Something else that the film explores is some aspects of Christmas, and additionally the film contains several children themes. In the Christian Christmas, the exchange of gifts has become a core aspect in modern day. In Christmas town the residents receive presents from a Santa Claus. Santa Claus is said to bring gifts to the homes of the good children during the late evening and overnight hours of Christmas Eve, December 24. As Jack travels to Christmas Town he sees only benevolent kids of all races. This was probably done so that Tim Burton wouldn't receive any criticism for being an advocate for racism, and he's not as shown by the children in Christmas Town. Anyways, these sweet children were excited to receive gifts from Santa Claus, but when Jack delivered them "gifts" all of Christmas Town became hectic because they were given gifts of horror. The military tried to shoot down Jack because he was an impostor of the real Santa Claus. Perhaps this shows another underlying theme. The theme that people shouldn't strive to be what they're not but should instead be happy being what they are because they're good at. At the conclusion of the movie Jack realizes this and says to himself that he is the Pumpkin King, not Santa Claus. Of course the children in Christmas Town receive their gifts, and Jack is able to find love. Jack is able to of course because he realized that what he did was wrong and asked Santa Claus for forgiveness. This theme relates especially to children who must learn between what is right and wrong and always stick with whats right. Of course these themes are present because this movie was released during the Christmas holidays and was meant to be a kids movie. Or rather kids of ages 8 and up. Also the movie revolves around the Christian and Halloween holidays because the film was released mainly in America. This makes sense since Americans practice these holidays yearly and like watching Christmas movies.

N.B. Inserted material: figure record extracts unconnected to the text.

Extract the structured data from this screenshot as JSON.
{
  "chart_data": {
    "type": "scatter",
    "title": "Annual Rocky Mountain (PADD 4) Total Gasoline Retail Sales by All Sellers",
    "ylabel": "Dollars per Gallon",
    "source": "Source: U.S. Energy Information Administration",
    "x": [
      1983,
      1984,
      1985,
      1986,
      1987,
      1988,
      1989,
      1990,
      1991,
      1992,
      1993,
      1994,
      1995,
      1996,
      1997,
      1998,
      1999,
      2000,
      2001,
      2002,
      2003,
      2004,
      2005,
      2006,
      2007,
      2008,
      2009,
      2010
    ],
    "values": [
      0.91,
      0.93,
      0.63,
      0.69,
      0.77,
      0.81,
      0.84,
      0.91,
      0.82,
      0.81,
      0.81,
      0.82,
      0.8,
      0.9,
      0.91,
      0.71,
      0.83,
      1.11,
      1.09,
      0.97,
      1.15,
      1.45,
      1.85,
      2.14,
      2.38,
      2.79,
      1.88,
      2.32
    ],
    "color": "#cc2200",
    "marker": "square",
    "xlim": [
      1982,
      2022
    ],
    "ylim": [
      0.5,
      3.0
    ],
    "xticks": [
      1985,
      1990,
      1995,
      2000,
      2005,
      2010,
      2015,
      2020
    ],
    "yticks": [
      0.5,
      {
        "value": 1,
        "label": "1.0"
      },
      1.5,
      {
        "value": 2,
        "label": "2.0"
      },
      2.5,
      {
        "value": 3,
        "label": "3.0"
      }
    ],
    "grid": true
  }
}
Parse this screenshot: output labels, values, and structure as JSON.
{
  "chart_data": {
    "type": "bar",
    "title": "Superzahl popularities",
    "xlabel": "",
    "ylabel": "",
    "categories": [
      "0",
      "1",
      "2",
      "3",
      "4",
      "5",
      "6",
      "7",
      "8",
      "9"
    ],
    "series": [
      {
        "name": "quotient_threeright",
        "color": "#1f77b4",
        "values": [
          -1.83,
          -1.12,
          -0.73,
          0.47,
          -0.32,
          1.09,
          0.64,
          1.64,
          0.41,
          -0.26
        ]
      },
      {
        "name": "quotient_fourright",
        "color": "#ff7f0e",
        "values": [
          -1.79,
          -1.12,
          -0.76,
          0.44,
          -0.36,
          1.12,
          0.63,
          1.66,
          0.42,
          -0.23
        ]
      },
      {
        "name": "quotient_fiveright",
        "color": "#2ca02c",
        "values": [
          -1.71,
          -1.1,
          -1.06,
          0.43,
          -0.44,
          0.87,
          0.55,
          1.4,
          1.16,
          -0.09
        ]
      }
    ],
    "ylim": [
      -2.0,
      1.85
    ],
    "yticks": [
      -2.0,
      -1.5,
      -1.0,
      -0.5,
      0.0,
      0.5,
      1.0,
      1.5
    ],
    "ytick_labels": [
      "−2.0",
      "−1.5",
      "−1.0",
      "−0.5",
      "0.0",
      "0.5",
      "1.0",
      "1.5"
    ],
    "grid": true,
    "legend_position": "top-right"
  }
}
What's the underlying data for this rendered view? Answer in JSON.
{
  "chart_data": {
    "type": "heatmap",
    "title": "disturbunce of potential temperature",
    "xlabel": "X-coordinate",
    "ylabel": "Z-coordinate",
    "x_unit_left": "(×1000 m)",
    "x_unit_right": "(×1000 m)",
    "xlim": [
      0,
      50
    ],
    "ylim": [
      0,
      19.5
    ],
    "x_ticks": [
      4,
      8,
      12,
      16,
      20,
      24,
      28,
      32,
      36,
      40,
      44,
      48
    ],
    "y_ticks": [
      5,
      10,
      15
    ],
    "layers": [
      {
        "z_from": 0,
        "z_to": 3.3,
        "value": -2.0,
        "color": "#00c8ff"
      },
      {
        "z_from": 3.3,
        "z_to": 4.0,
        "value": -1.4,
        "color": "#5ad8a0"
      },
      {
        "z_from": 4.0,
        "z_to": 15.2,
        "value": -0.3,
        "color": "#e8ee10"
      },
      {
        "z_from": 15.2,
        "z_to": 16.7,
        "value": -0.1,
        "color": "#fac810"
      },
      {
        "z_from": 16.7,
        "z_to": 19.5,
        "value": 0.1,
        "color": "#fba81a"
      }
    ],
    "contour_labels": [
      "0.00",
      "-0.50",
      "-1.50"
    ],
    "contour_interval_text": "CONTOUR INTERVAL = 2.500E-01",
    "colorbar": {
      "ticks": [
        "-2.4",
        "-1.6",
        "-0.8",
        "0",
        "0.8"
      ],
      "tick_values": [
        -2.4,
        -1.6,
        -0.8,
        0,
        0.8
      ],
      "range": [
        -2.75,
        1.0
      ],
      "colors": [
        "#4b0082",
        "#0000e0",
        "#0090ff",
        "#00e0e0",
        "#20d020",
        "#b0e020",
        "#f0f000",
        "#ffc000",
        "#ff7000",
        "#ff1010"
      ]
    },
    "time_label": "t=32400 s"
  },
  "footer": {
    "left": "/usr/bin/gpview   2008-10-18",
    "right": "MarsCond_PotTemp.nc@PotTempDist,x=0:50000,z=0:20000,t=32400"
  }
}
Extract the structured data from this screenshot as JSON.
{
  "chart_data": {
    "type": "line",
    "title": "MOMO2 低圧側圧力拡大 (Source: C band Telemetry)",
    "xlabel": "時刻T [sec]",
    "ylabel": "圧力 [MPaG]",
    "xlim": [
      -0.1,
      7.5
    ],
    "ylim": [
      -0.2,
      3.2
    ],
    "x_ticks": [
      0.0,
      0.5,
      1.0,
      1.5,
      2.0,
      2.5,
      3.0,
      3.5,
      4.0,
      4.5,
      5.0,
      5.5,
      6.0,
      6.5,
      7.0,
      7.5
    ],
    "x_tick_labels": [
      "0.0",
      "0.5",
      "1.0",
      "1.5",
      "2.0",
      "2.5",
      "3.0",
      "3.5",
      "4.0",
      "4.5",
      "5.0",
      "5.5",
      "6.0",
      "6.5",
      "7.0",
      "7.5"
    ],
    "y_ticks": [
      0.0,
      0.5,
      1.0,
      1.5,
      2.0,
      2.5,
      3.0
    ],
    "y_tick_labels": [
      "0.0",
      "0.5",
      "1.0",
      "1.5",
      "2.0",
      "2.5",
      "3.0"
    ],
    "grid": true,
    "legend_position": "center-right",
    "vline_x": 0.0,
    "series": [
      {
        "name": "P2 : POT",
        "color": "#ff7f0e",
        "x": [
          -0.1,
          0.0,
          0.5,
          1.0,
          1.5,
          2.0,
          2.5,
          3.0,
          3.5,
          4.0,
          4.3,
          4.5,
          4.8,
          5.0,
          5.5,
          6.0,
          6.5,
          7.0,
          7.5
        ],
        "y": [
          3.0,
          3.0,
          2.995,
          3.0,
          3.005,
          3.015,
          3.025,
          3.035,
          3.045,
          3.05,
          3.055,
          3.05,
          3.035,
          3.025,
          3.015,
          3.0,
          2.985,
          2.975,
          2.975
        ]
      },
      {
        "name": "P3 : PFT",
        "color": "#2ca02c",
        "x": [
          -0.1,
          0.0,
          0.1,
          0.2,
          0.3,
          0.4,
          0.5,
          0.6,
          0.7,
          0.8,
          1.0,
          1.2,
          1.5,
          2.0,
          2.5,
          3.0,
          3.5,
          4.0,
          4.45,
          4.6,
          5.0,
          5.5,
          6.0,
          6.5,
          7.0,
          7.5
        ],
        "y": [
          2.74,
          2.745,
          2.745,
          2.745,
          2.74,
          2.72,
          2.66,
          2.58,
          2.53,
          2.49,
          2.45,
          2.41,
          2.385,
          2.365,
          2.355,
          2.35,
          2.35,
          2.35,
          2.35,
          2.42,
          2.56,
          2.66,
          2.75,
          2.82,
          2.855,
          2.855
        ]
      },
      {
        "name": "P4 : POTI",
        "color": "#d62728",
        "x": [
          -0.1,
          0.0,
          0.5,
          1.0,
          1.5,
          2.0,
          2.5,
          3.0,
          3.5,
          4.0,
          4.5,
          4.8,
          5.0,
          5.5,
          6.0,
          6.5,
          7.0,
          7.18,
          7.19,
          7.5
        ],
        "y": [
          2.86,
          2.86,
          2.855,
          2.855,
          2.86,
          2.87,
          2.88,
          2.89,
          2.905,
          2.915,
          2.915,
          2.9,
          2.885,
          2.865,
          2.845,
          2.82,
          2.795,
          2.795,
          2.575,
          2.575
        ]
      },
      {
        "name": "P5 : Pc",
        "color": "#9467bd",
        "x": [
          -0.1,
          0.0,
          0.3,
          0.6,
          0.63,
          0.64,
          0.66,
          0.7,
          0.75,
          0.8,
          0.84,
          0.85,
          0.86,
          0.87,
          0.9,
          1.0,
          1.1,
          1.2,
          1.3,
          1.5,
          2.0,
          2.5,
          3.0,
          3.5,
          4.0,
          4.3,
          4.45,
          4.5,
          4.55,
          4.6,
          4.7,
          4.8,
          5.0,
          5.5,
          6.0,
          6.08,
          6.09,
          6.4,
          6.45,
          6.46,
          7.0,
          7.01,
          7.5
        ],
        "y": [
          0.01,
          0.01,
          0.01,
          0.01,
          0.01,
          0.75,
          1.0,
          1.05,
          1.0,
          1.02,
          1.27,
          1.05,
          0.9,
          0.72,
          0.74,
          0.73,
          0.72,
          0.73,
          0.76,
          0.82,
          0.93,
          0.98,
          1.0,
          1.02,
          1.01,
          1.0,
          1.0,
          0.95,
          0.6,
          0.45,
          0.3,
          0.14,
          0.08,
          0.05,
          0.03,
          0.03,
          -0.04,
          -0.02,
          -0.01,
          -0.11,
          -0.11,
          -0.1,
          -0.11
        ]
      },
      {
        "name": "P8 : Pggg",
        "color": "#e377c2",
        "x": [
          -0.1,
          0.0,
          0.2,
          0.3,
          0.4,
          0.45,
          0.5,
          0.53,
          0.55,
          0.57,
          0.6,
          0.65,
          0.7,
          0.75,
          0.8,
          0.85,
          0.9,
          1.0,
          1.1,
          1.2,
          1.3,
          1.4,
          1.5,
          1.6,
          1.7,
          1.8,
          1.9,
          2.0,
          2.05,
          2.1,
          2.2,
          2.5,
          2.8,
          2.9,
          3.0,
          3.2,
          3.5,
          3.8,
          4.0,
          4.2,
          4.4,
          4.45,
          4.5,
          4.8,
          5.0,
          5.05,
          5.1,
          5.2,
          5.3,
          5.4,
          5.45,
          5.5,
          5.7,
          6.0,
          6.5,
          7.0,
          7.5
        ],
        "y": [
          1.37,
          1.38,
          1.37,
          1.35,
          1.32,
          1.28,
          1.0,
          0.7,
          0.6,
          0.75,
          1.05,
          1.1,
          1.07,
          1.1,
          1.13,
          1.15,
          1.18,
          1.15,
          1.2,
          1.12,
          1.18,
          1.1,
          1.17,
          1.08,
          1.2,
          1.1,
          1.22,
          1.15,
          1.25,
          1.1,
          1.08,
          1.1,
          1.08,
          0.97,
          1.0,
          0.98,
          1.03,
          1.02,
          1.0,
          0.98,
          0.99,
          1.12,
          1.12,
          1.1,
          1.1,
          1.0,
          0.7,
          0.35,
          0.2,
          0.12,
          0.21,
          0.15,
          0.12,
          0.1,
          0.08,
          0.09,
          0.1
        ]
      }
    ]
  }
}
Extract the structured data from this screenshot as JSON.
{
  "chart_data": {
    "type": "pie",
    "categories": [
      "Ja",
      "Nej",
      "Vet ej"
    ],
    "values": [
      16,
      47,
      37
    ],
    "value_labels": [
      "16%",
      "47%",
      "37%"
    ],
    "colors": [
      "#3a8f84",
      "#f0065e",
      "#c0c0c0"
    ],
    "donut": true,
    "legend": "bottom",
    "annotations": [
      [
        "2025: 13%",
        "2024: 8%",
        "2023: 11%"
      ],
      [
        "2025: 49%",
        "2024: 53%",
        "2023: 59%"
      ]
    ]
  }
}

The last and more obvious similarity between "Nightmare" and other Christmas films is that they are musicals. Musicals tend to catch kids' attention because children like catchy tunes and like the magical feels that musicals have. Also musicals are happy and exciting for the kids. This explains why Burton recruited Danny Elfman to create the songs -- he is an extremely good song writer and lyricist who's easy to work with and who is dedicated to his work. Also, the musicals are very dreamy for the kids because Walt Disney is the company that the movie was being produced under. Typically Walt Disney creates kids' films which explains Burton's move towards a musical approach.